How a Homeless Man Helped this Writer Overcome His Fear of the Woods | KNKX

How a Homeless Man Helped this Writer Overcome His Fear of the Woods

Jan 20, 2018

Olympic National Park, with its temperate rainforests and stunning views, exerts a natural pull on many Pacific Northwesterners. But it repelled Seattle writer Rosette Royale. To Royale, the park seemed like a damp, mucky, inhospitable place. "I couldn't figure out why anyone would want to haul a 50-pound pack into the wilderness and camp there for days," he said. "It didn't make sense."

Then he met Bryant Carlin.

A black-tailed deer in the Queets Rainforest
Credit Bryant Carlin

Carlin was a vendor for Real Change, the Seattle weekly sold on the street by vendors who are homeless or low-wage earners. He was also a skilled outdoorsman and a nature photographer who would take weeks-long photographic journeys to the park. The two men connected in the fall of 2011 when Royale interviewed Carlin for a feature story in Real Change about Carlin's photography. 
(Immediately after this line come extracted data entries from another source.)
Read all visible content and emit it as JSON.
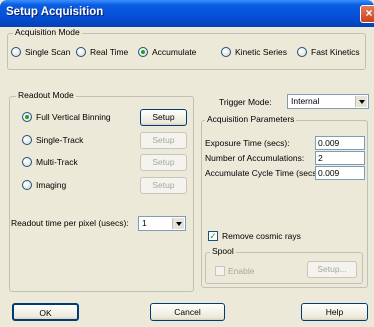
{
  "window": {
    "title": "Setup Acquisition",
    "close_glyph": "×"
  },
  "acquisition_mode": {
    "legend": "Acquisition Mode",
    "options": [
      {
        "label": "Single Scan",
        "selected": false
      },
      {
        "label": "Real Time",
        "selected": false
      },
      {
        "label": "Accumulate",
        "selected": true
      },
      {
        "label": "Kinetic Series",
        "selected": false
      },
      {
        "label": "Fast Kinetics",
        "selected": false
      }
    ]
  },
  "readout_mode": {
    "legend": "Readout Mode",
    "options": [
      {
        "label": "Full Vertical Binning",
        "selected": true,
        "setup_label": "Setup",
        "setup_enabled": true
      },
      {
        "label": "Single-Track",
        "selected": false,
        "setup_label": "Setup",
        "setup_enabled": false
      },
      {
        "label": "Multi-Track",
        "selected": false,
        "setup_label": "Setup",
        "setup_enabled": false
      },
      {
        "label": "Imaging",
        "selected": false,
        "setup_label": "Setup",
        "setup_enabled": false
      }
    ],
    "readout_time_label": "Readout time per pixel (usecs):",
    "readout_time_value": "1"
  },
  "trigger": {
    "label": "Trigger Mode:",
    "value": "Internal"
  },
  "acquisition_parameters": {
    "legend": "Acquisition Parameters",
    "fields": [
      {
        "label": "Exposure Time (secs):",
        "value": "0.009"
      },
      {
        "label": "Number of Accumulations:",
        "value": "2"
      },
      {
        "label": "Accumulate Cycle Time (secs):",
        "value": "0.009"
      }
    ]
  },
  "remove_cosmic_rays": {
    "label": "Remove cosmic rays",
    "checked": true,
    "check_glyph": "✓"
  },
  "spool": {
    "legend": "Spool",
    "enable_label": "Enable",
    "enabled": false,
    "setup_label": "Setup..."
  },
  "buttons": {
    "ok": "OK",
    "cancel": "Cancel",
    "help": "Help"
  }
}
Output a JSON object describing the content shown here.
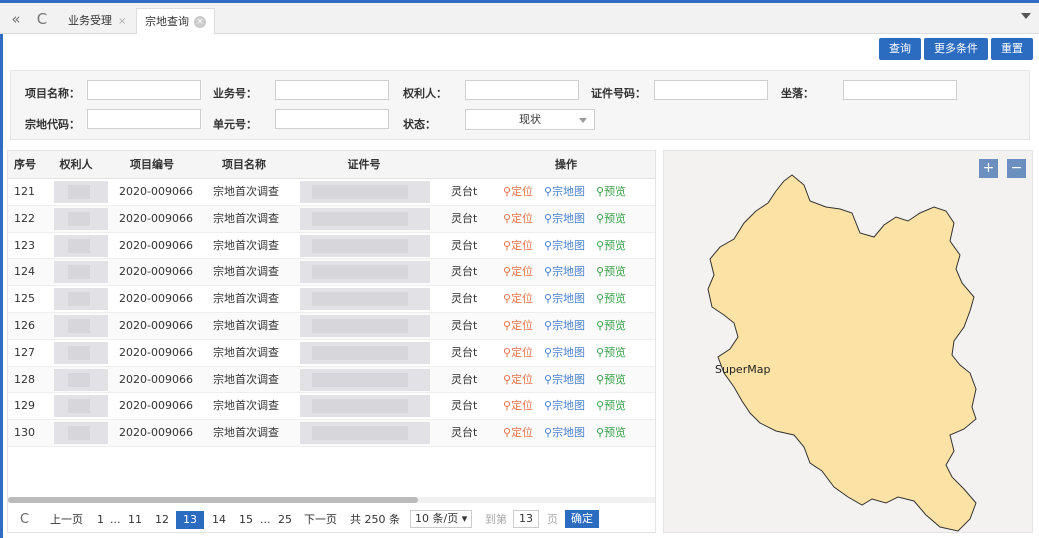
{
  "tabs": {
    "back_icon": "«",
    "refresh_icon": "C",
    "items": [
      {
        "label": "业务受理",
        "close": "×"
      },
      {
        "label": "宗地查询",
        "close": "×"
      }
    ]
  },
  "toolbar": {
    "query": "查询",
    "more": "更多条件",
    "reset": "重置"
  },
  "form": {
    "project_name": "项目名称：",
    "business_no": "业务号：",
    "obligee": "权利人：",
    "cert_no": "证件号码：",
    "location": "坐落：",
    "parcel_code": "宗地代码：",
    "unit_no": "单元号：",
    "status": "状态：",
    "status_value": "现状"
  },
  "table": {
    "headers": [
      "序号",
      "权利人",
      "项目编号",
      "项目名称",
      "证件号",
      "",
      "操作"
    ],
    "rows": [
      {
        "no": "121",
        "proj_no": "2020-009066",
        "proj_name": "宗地首次调查",
        "addr": "灵台t"
      },
      {
        "no": "122",
        "proj_no": "2020-009066",
        "proj_name": "宗地首次调查",
        "addr": "灵台t"
      },
      {
        "no": "123",
        "proj_no": "2020-009066",
        "proj_name": "宗地首次调查",
        "addr": "灵台t"
      },
      {
        "no": "124",
        "proj_no": "2020-009066",
        "proj_name": "宗地首次调查",
        "addr": "灵台t"
      },
      {
        "no": "125",
        "proj_no": "2020-009066",
        "proj_name": "宗地首次调查",
        "addr": "灵台t"
      },
      {
        "no": "126",
        "proj_no": "2020-009066",
        "proj_name": "宗地首次调查",
        "addr": "灵台t"
      },
      {
        "no": "127",
        "proj_no": "2020-009066",
        "proj_name": "宗地首次调查",
        "addr": "灵台t"
      },
      {
        "no": "128",
        "proj_no": "2020-009066",
        "proj_name": "宗地首次调查",
        "addr": "灵台t"
      },
      {
        "no": "129",
        "proj_no": "2020-009066",
        "proj_name": "宗地首次调查",
        "addr": "灵台t"
      },
      {
        "no": "130",
        "proj_no": "2020-009066",
        "proj_name": "宗地首次调查",
        "addr": "灵台t"
      }
    ],
    "ops": {
      "locate": "定位",
      "parcel_map": "宗地图",
      "preview": "预览"
    }
  },
  "pager": {
    "refresh_icon": "C",
    "prev": "上一页",
    "pages": [
      "1",
      "...",
      "11",
      "12",
      "13",
      "14",
      "15",
      "...",
      "25"
    ],
    "current": "13",
    "next": "下一页",
    "total": "共 250 条",
    "page_size": "10 条/页",
    "goto_label": "到第",
    "goto_value": "13",
    "page_unit": "页",
    "confirm": "确定"
  },
  "map": {
    "zoom_in": "+",
    "zoom_out": "−",
    "label": "SuperMap",
    "fill": "#fce3a5",
    "stroke": "#333333"
  },
  "colors": {
    "accent": "#2b6cc0",
    "locate": "#e8734a",
    "map": "#4b82cf",
    "preview": "#3aa04a"
  }
}
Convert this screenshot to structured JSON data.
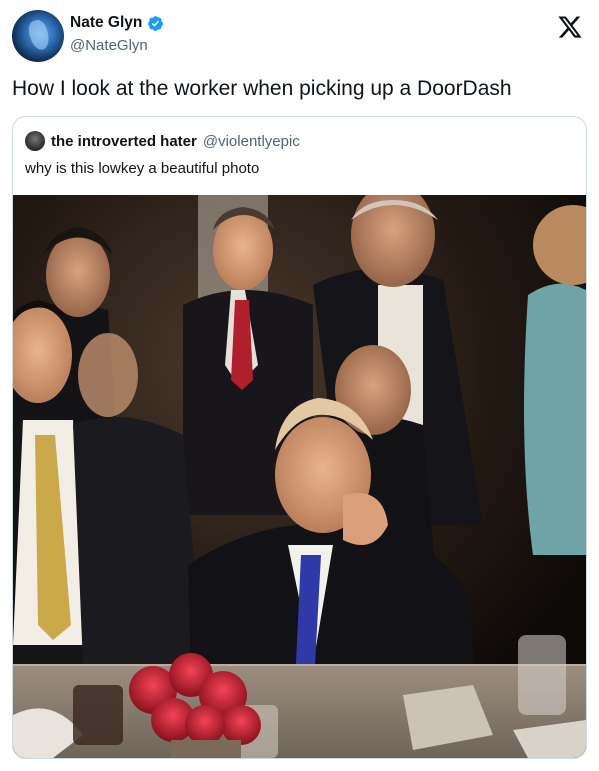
{
  "author": {
    "display_name": "Nate Glyn",
    "handle": "@NateGlyn",
    "verified": true,
    "avatar_icon": "avatar-icon"
  },
  "platform_logo": "x-logo-icon",
  "tweet": {
    "text": "How I look at the worker when picking up a DoorDash"
  },
  "quoted_tweet": {
    "display_name": "the introverted hater",
    "handle": "@violentlyepic",
    "text": "why is this lowkey a beautiful photo",
    "media_icon": "photo-image"
  },
  "colors": {
    "text": "#0f1419",
    "secondary": "#536471",
    "verified": "#1d9bf0",
    "border": "#cfd9de"
  }
}
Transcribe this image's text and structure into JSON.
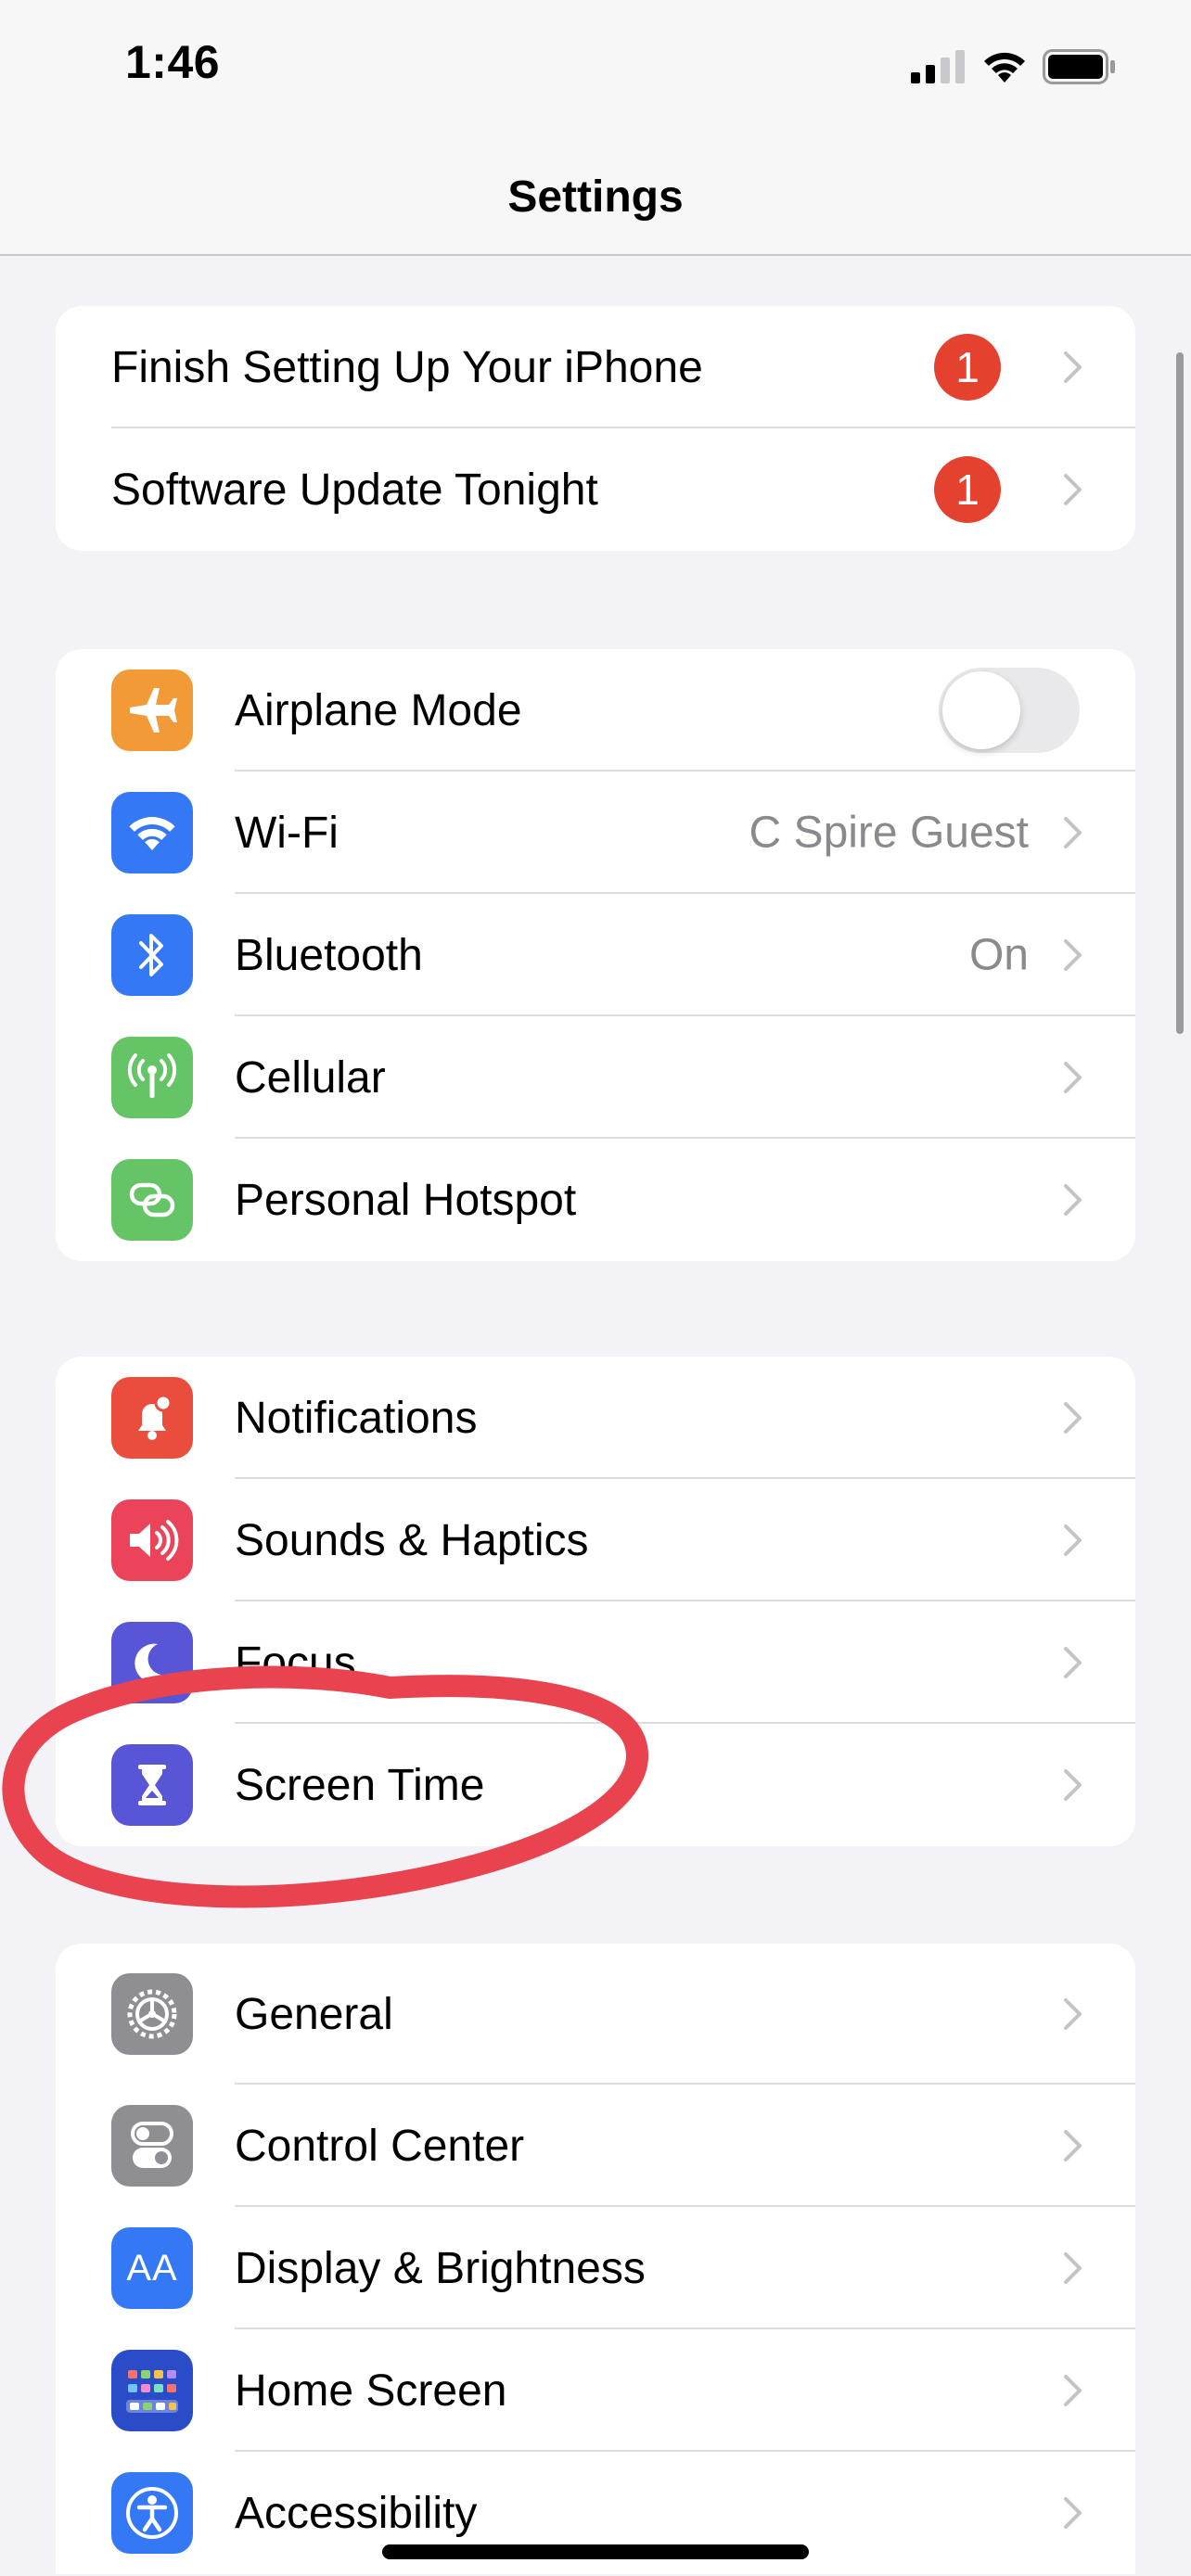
{
  "status_bar": {
    "time": "1:46"
  },
  "nav": {
    "title": "Settings"
  },
  "group_alerts": {
    "rows": [
      {
        "label": "Finish Setting Up Your iPhone",
        "badge": "1"
      },
      {
        "label": "Software Update Tonight",
        "badge": "1"
      }
    ]
  },
  "group_connectivity": {
    "rows": [
      {
        "label": "Airplane Mode",
        "icon": "airplane-icon",
        "color": "#f19a37",
        "toggle": "off"
      },
      {
        "label": "Wi-Fi",
        "icon": "wifi-icon",
        "color": "#3478f6",
        "value": "C Spire Guest"
      },
      {
        "label": "Bluetooth",
        "icon": "bluetooth-icon",
        "color": "#3478f6",
        "value": "On"
      },
      {
        "label": "Cellular",
        "icon": "cellular-antenna-icon",
        "color": "#65c466"
      },
      {
        "label": "Personal Hotspot",
        "icon": "hotspot-chain-icon",
        "color": "#65c466"
      }
    ]
  },
  "group_attention": {
    "rows": [
      {
        "label": "Notifications",
        "icon": "notification-bell-icon",
        "color": "#eb4d3d"
      },
      {
        "label": "Sounds & Haptics",
        "icon": "speaker-icon",
        "color": "#eb445a"
      },
      {
        "label": "Focus",
        "icon": "moon-icon",
        "color": "#5856d6"
      },
      {
        "label": "Screen Time",
        "icon": "hourglass-icon",
        "color": "#5856d6"
      }
    ]
  },
  "group_general": {
    "rows": [
      {
        "label": "General",
        "icon": "gear-icon",
        "color": "#8e8e93"
      },
      {
        "label": "Control Center",
        "icon": "toggles-icon",
        "color": "#8e8e93"
      },
      {
        "label": "Display & Brightness",
        "icon": "text-size-icon",
        "color": "#3478f6",
        "icon_text": "AA"
      },
      {
        "label": "Home Screen",
        "icon": "app-grid-icon",
        "color": "#2a4cc7"
      },
      {
        "label": "Accessibility",
        "icon": "accessibility-person-icon",
        "color": "#3478f6"
      }
    ]
  },
  "annotation": {
    "color": "#e8434f"
  }
}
That first time they met - and for years afterward - Carlin invited Royale to go camping with him. Each time, Royale said "Thanks, but no thanks." Until one day, in the spring of 2015, when Royale surprised himself by saying yes. 

"Little did I know," said Royale, "that saying 'yes' would change the course of my life."

Royale and Carlin went on five separate journeys to the Olympic wilderness. They camped in spring, summer, fall and winter. For Royale, the trips were exhausting and terrifying. But the trips were also revelatory, and helped Royale - a black, queer man - to develop a relationship with the outdoors that he'd never experienced before.

In the Hoh Rainforest.
Credit Bryant Carlin

For Carlin, the trips were an opportunity to throw off the label of "homeless." In Olympic National Park, sleeping outside just means you're a camper. But there was one aspect of Carlin's life in the city that he couldn't escape: alcohol abuse. While he never brought beer on their camping journeys, the effects of years of drinking weren't so easy to leave behind.

Against the backdrop of the park, a friendship developed that would help each man work through these challenges - and allowed each, in his own way, to help the other transform his own life.